The prescriptions lacked a legitimate medical purpose, or were not for a medically accepted indication, or not in compliance with standard professional practices, the complaint said.
For example, the company removed some internal warnings from pharmacists about suspicious prescribers including “cash only pill mill???”, “writing excessive dose[s] for oxycodone” and even bluntly “DO NOT FILL CONTROLS”. according to The Guardian.
Rite Aid declined to comment when reached by The Post on Tuesday.
Drug overdoses led to the deaths of more than 500,000 people in the United States between 1999 and 2020, with more than 90,000 fatalities recorded in 2020 alone, according to the US Centers for Disease Control and Prevention.
The Justice Department accused Rite Aid of violating the federal False Claims Act by submitting false prescription claims to government healthcare programs such as Medicare and Medicaid.
It joined a whistleblower lawsuit filed in 2019 by two pharmacists and a pharmacy technician from Rite Aid stores in Pennsylvania, North Carolina and West Virginia.

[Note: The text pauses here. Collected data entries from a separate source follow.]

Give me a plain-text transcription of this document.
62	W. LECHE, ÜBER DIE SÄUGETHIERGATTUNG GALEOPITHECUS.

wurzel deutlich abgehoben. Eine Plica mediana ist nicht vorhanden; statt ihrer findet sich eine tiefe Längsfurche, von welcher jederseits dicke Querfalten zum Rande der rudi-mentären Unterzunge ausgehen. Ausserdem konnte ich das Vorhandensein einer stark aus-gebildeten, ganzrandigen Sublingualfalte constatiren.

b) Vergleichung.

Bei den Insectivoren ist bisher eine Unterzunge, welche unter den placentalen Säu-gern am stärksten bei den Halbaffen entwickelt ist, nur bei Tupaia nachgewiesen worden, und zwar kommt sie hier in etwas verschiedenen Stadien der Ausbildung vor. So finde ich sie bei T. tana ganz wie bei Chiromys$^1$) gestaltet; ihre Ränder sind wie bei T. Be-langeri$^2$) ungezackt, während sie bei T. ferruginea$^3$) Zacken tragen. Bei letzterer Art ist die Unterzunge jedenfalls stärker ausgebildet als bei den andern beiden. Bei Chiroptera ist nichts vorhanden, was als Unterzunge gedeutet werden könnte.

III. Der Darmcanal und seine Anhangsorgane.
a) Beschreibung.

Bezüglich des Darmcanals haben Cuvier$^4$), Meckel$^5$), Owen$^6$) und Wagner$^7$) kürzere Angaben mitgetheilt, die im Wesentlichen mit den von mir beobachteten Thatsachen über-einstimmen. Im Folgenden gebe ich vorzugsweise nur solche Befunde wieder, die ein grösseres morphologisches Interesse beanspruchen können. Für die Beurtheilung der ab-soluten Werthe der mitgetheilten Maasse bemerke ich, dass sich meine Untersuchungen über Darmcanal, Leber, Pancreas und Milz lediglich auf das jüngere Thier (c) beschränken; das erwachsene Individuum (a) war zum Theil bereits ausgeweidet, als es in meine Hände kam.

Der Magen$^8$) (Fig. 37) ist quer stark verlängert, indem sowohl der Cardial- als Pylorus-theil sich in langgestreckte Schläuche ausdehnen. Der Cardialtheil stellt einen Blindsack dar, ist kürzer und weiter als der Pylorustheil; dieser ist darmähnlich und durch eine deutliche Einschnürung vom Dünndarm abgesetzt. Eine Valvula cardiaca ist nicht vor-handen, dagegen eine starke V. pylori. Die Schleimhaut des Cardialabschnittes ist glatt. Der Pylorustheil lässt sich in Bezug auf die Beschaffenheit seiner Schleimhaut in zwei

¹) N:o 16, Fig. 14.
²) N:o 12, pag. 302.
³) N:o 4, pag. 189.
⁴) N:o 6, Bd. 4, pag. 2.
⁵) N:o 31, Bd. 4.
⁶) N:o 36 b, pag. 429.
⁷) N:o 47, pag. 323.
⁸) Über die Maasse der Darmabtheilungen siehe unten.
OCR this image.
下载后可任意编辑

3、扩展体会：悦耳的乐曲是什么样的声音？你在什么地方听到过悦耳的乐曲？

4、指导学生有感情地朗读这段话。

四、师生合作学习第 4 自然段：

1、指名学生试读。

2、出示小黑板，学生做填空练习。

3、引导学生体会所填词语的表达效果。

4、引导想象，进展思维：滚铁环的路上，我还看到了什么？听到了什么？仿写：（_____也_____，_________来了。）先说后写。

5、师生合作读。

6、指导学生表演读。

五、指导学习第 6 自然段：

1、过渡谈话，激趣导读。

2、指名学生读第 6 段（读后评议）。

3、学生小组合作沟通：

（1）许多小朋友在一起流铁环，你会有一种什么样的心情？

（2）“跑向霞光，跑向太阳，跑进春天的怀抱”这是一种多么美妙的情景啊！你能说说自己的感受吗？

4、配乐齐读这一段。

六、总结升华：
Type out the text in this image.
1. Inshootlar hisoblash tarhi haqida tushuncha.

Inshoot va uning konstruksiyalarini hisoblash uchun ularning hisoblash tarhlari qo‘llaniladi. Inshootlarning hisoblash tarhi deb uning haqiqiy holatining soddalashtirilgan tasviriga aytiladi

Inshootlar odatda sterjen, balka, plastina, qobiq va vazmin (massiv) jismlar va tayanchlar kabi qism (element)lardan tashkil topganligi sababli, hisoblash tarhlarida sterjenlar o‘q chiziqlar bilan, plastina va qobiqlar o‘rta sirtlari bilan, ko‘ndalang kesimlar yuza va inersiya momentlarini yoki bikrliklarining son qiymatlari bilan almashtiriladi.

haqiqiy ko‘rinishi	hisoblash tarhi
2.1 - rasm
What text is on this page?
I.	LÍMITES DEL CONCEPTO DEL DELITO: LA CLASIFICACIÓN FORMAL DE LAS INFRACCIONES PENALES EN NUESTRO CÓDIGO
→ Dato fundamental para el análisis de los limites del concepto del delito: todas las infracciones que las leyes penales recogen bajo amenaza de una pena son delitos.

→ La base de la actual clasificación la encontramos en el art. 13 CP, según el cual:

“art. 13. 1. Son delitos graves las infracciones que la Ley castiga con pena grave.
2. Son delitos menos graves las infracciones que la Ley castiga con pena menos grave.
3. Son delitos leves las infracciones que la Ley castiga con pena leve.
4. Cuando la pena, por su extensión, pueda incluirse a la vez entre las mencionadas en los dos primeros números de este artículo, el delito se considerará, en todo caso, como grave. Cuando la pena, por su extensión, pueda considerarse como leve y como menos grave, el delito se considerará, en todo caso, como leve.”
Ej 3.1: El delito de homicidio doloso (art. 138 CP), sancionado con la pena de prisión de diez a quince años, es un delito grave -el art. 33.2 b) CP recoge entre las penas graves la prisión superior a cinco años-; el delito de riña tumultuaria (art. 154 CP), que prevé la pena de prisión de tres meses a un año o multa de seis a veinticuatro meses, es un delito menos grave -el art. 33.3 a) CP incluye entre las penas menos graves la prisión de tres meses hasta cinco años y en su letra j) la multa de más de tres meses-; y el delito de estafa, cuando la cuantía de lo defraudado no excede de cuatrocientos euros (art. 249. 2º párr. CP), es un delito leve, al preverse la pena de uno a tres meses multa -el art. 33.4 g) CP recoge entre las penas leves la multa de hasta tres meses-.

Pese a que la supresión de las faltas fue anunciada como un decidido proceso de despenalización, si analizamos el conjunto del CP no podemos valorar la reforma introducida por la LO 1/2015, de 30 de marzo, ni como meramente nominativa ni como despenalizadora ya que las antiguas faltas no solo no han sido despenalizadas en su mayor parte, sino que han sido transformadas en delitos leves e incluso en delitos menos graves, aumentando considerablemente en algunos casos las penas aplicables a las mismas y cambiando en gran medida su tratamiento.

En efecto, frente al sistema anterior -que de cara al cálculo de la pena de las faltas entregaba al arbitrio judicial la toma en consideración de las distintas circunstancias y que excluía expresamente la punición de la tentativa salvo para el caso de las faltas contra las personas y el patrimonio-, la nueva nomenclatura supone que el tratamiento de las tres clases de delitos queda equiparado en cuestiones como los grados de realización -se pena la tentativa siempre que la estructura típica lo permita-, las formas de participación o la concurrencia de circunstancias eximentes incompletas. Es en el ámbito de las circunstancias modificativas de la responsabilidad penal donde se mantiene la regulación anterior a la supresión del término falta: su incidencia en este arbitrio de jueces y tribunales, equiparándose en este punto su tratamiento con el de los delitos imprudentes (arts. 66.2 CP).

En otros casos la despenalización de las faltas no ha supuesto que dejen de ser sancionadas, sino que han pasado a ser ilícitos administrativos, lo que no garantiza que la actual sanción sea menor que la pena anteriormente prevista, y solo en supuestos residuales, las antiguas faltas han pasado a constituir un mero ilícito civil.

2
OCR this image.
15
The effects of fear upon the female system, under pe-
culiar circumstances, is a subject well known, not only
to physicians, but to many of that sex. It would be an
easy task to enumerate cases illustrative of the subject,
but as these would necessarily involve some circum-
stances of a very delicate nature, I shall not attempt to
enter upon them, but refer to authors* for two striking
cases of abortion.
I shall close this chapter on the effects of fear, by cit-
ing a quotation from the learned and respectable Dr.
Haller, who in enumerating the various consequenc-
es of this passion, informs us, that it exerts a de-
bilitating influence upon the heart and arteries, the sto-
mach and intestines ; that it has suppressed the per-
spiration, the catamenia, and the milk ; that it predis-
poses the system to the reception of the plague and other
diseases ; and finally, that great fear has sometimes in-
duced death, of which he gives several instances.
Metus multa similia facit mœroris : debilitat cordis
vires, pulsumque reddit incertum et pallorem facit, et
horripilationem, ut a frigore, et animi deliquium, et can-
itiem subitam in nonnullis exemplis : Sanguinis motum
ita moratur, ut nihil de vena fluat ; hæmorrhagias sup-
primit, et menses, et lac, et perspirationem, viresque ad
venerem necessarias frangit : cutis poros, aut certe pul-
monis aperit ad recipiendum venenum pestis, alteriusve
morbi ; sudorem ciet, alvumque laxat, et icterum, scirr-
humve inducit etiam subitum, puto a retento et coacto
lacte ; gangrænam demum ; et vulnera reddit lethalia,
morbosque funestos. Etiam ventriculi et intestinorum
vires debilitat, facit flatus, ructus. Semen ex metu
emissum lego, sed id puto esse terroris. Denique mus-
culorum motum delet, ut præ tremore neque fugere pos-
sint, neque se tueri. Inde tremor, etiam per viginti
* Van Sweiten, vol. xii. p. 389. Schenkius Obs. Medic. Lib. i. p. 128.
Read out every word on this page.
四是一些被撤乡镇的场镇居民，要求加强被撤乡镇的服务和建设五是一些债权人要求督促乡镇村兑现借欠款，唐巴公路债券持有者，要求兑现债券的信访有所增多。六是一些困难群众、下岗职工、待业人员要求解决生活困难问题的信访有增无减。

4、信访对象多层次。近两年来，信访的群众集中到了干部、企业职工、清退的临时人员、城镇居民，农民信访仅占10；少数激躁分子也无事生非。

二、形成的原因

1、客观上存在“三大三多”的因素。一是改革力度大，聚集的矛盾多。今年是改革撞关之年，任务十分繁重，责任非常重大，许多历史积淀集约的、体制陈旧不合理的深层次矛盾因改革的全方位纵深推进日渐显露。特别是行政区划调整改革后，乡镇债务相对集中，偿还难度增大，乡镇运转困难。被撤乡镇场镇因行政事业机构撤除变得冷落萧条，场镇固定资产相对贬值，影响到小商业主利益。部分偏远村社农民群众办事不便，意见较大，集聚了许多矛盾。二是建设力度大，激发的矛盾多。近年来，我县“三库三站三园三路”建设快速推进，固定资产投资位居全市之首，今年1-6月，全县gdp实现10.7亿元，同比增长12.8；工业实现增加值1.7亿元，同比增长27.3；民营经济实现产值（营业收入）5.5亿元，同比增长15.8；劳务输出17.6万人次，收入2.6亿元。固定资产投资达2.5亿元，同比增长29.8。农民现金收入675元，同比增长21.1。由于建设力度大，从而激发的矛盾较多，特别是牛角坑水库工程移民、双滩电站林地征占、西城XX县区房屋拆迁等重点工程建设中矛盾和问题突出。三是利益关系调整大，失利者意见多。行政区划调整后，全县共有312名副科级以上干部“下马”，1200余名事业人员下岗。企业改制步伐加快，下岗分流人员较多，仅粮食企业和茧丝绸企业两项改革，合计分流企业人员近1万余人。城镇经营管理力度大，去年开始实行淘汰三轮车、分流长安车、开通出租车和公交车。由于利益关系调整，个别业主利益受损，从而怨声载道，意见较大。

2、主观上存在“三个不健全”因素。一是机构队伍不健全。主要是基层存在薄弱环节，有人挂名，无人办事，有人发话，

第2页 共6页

Andrew White, Mark Rosenberg and Ann Wegelin brought a lawsuit against the chain in October 2019, alleging that the company pressured pharmacists to quickly fill prescriptions without conducting proper “red flag” research, which could include looking into a doctor who is writing large amounts of opioid prescriptions or customers who showed signs of doctor-shopping, The Guardian reported.
“Rite Aid violated these duties by dispensing extremely large amounts of opioids from its retail pharmacy stores throughout the United States,” the lawsuit said. “Pharmacies serve as the last line of defense between dangerous opioids and the public.”
Apart from Rite Aid, The Justice Department has also sued Walmart and drug distributor AmerisourceBergen Corp over their alleged contributions to the nation’s opioid crisis.